Un handicap à partager

Elodie Grandmaire interprète de Luc Burget, président de l’association « Des mains pour le dire » : « Notre langage n’est pas encore reconnu officiellement en France ».

A l’occasion de la journée mondiale des sourds, l’association « Des mains pour le dire » proposait hier une animation rue des Clefs à Colmar. La surdité : un handicap à partager…

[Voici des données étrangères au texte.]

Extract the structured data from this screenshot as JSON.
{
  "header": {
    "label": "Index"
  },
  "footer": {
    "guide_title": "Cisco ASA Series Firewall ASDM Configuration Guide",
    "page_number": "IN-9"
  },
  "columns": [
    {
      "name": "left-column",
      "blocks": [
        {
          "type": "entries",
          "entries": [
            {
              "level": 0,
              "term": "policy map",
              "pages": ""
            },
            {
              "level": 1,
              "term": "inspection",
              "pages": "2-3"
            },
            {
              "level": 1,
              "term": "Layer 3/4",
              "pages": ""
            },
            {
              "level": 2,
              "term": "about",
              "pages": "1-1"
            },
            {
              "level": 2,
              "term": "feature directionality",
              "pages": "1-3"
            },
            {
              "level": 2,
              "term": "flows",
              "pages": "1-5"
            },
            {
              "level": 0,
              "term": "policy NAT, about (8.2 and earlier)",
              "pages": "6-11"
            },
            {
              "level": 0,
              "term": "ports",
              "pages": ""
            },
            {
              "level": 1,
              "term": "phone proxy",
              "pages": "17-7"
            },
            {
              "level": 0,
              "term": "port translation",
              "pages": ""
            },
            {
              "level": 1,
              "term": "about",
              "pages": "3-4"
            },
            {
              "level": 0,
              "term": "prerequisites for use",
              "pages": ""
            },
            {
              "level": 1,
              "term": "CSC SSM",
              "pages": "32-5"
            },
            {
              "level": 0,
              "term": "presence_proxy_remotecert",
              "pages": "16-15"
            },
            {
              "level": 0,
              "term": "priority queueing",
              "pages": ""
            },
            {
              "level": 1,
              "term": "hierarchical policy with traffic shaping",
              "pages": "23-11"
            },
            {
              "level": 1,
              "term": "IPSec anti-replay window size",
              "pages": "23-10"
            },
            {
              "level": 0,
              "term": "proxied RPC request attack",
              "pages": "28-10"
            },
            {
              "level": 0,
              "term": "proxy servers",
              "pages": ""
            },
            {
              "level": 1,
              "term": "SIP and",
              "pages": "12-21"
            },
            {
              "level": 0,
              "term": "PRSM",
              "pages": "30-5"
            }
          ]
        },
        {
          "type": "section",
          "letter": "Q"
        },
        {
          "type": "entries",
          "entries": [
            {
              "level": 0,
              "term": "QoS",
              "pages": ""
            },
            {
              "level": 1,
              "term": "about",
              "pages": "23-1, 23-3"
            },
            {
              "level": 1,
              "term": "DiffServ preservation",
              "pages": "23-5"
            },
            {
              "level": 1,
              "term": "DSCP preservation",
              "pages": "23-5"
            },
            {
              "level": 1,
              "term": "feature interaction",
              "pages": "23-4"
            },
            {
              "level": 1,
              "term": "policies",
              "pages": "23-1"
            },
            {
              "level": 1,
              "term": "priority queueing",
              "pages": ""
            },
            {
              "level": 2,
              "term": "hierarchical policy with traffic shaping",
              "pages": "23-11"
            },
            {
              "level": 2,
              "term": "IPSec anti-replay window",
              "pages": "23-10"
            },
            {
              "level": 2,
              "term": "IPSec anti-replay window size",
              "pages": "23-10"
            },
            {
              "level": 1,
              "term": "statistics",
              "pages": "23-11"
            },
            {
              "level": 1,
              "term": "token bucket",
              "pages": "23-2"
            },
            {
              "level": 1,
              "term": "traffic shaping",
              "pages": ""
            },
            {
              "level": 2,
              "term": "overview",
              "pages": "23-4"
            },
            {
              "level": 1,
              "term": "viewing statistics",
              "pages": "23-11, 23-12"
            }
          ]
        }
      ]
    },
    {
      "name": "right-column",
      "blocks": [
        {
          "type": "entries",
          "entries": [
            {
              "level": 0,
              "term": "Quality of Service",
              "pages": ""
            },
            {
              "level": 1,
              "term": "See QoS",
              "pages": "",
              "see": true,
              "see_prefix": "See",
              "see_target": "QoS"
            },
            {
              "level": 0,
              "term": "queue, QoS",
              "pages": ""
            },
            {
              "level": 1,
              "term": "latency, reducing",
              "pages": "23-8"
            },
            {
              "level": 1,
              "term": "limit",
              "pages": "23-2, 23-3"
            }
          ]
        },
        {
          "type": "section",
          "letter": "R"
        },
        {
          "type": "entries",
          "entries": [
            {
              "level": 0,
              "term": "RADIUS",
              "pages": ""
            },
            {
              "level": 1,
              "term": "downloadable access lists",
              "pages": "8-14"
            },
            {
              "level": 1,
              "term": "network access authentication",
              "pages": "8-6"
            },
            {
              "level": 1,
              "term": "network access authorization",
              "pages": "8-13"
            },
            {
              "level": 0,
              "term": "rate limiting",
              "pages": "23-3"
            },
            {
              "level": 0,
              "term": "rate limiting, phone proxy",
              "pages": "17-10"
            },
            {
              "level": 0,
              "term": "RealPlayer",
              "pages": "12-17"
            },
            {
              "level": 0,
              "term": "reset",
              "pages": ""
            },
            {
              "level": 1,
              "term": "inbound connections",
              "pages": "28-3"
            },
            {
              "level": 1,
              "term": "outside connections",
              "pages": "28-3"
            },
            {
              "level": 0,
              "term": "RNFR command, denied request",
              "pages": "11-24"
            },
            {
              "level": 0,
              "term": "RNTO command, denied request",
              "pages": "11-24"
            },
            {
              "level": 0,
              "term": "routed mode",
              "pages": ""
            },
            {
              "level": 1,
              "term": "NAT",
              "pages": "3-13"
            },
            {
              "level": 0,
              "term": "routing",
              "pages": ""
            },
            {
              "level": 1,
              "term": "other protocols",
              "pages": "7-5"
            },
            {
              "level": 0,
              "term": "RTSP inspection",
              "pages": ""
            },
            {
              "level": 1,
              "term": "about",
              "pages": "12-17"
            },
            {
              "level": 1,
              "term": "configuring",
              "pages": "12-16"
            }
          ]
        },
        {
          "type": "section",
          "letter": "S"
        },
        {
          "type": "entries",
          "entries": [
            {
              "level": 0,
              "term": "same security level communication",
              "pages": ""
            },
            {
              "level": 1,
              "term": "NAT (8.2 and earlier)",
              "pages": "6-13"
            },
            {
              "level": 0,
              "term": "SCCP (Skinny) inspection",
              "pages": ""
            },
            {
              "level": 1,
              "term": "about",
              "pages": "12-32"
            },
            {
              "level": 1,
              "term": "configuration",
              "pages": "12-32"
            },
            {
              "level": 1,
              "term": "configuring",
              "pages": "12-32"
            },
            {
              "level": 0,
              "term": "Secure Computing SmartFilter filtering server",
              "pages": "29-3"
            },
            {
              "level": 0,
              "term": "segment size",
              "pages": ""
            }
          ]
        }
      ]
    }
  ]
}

Quelques minutes de conversation avec Luc Burget, président colmarien de l’association « Des mains pour le dire » suffisent à faire prendre conscience aux « entendants » que, face à un sourd, ils sont eux-mêmes handicapés. La surdité, un handicap qui se partage dans une société où la communication est un élément essentiel de la cohabitation et de quelque activité que ce soit (travail, loisir, etc). Une prise de conscience qui en amène une autre : l’importance de l’acquisition de quelques éléments essentiels du langage des signes. C’est ce que proposait hier l’association « Des mains pour le dire » sur son stand. Les badauds ont pu s’y arrêter et commander, en toute convivialité, une boisson en s’exprimant par signes. Après quelques minutes d’initiation, bien sûr.

Sensibilité accrue

« En Alsace, on dénombre 121 000 sourds, dont 6 000 de naissance », explique Luc Burget (relayé par Elodie Grandmaire, l’une des trois interprètes opérant dans le Haut-Rhin). « Parmi eux, 3 000 pratiquent le langage des signes pour communiquer entre eux ». Un langage malheureusement seulement connu par les sourds eux-mêmes : « Ce langage n’est pas encore reconnu officiellement. Avec les personnes entendantes, nous nous exprimons par gestes, par mimiques, ou encore (plus rarement) par écrit ». Ce qui limite tout de même les sujets de conversation… et handicape ainsi les entendants. Reste, ainsi que l’explique Luc Burget, que la surdité, dans la mesure où elle implique une attention soutenue de la gestuelle et de l’expression des autres, confère une certaine sensibilité à celui qui en est atteint. « Lors d’un entretien d’embauche, par exemple, je ressens sans doute de façon plus précise qu’un « entendant » les sentiments de mon interlocuteur. Ou, en voiture, lorsque j’arrive à un carrefour, il me suffit de regarder le visage de l’automobiliste qui devrait me laisser le passage pour deviner presque à coup sûr s’il forcera le passage ou pas… »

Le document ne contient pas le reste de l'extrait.